Derogar la reforma laboral de 2012 es un desacierto, máxime en una crisis como esta. Primero, ¿por qué restablecer la legislación laboral anterior a 2012 es un error? La legislación previa a la reforma logró una tasa de paro media entre 1980 y 2011 del 16,5%: durante esos 32 años, solo en 11 descendió del 15%, y solo en tres bajó del 10%. A la par, la tasa de temporalidad fue exageradamente alta: entre 1987 y 2011, el 30,5% de todos los asalariados contaba con un contrato temporal; se me escapa la ventaja que comporta tal legislación. Segundo, ¿por qué es especialmente un error en tiempos de crisis? Necesitamos de flexibilidad laboral y salarial para adaptarnos al nuevo entorno, y justamente una de las ventajas de la reforma de 2012 era la de introducir esa flexibilidad: tanto por la vía de establecer la prevalencia del convenio de empresa sobre el convenio sectorial como por la de permitir el descuelgue por parte de las pymes de su convenio sectorial, la normativa permitía que los salarios se adaptaran mucho más rápidamente a la situación real de cada empresa (minimizando así la destrucción innecesaria de empleo).
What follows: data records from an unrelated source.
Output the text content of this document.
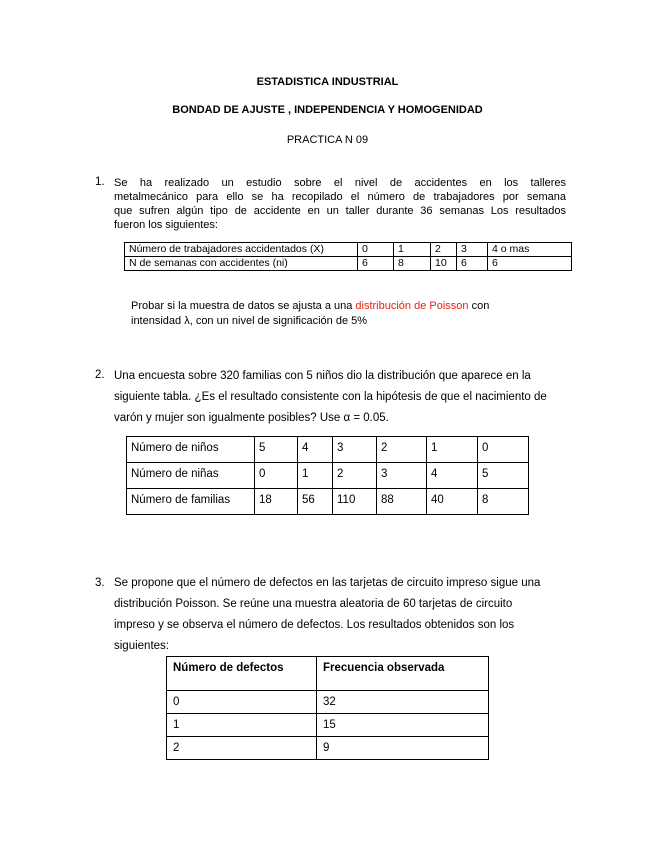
ESTADISTICA INDUSTRIAL
BONDAD DE AJUSTE , INDEPENDENCIA Y HOMOGENIDAD
PRACTICA N 09
1. Se ha realizado un estudio sobre el nivel de accidentes en los talleres
metalmecánico para ello se ha recopilado el número de trabajadores por semana
que sufren algún tipo de accidente en un taller durante 36 semanas Los resultados
fueron los siguientes:
Número de trabajadores accidentados (X)	0	1	2	3	4 o mas
N de semanas con accidentes (ni)	6	8	10	6	6
Probar si la muestra de datos se ajusta a una distribución de Poisson con
intensidad λ, con un nivel de significación de 5%
2. Una encuesta sobre 320 familias con 5 niños dio la distribución que aparece en la
siguiente tabla. ¿Es el resultado consistente con la hipótesis de que el nacimiento de
varón y mujer son igualmente posibles? Use α = 0.05.
Número de niños	5	4	3	2	1	0
Número de niñas	0	1	2	3	4	5
Número de familias	18	56	110	88	40	8
3. Se propone que el número de defectos en las tarjetas de circuito impreso sigue una
distribución Poisson. Se reúne una muestra aleatoria de 60 tarjetas de circuito
impreso y se observa el número de defectos. Los resultados obtenidos son los
siguientes:
Número de defectos	Frecuencia observada
0	32
1	15
2	9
Sin embargo, la contrarreforma provocaría los siguientes efectos: i) introduciría rigidez en la contratación; ii) incrementaría costes en la contratación y, en consecuencia; iii) disminuiría, con lo anterior, las oportunidades en el mercado de trabajo. Y tercero, ¿por qué es especialmente un error sobre todo en un tiempo como el de esta crisis? Nuestro país no solo se enfrenta al riesgo de una devastadora crisis de la economía real (magnificada por la pérdida de empleo) sino también al riesgo de una devastadora crisis financiera. Si nos empeñamos en derogar íntegramente la reforma laboral de 2012 y no para reemplazarla por otra que profundice en sus ejes fundamentales —la reducción de la dualidad del mercado de trabajo y la flexibilización de la negociación colectiva—, Europa nos cerrará el grifo de la financiación subsidiada y nos expondremos a las inclemencias de unos mercados poco partidarios de darle cuerda financiera a un Estado hiperendeudado que está deteriorando su economía.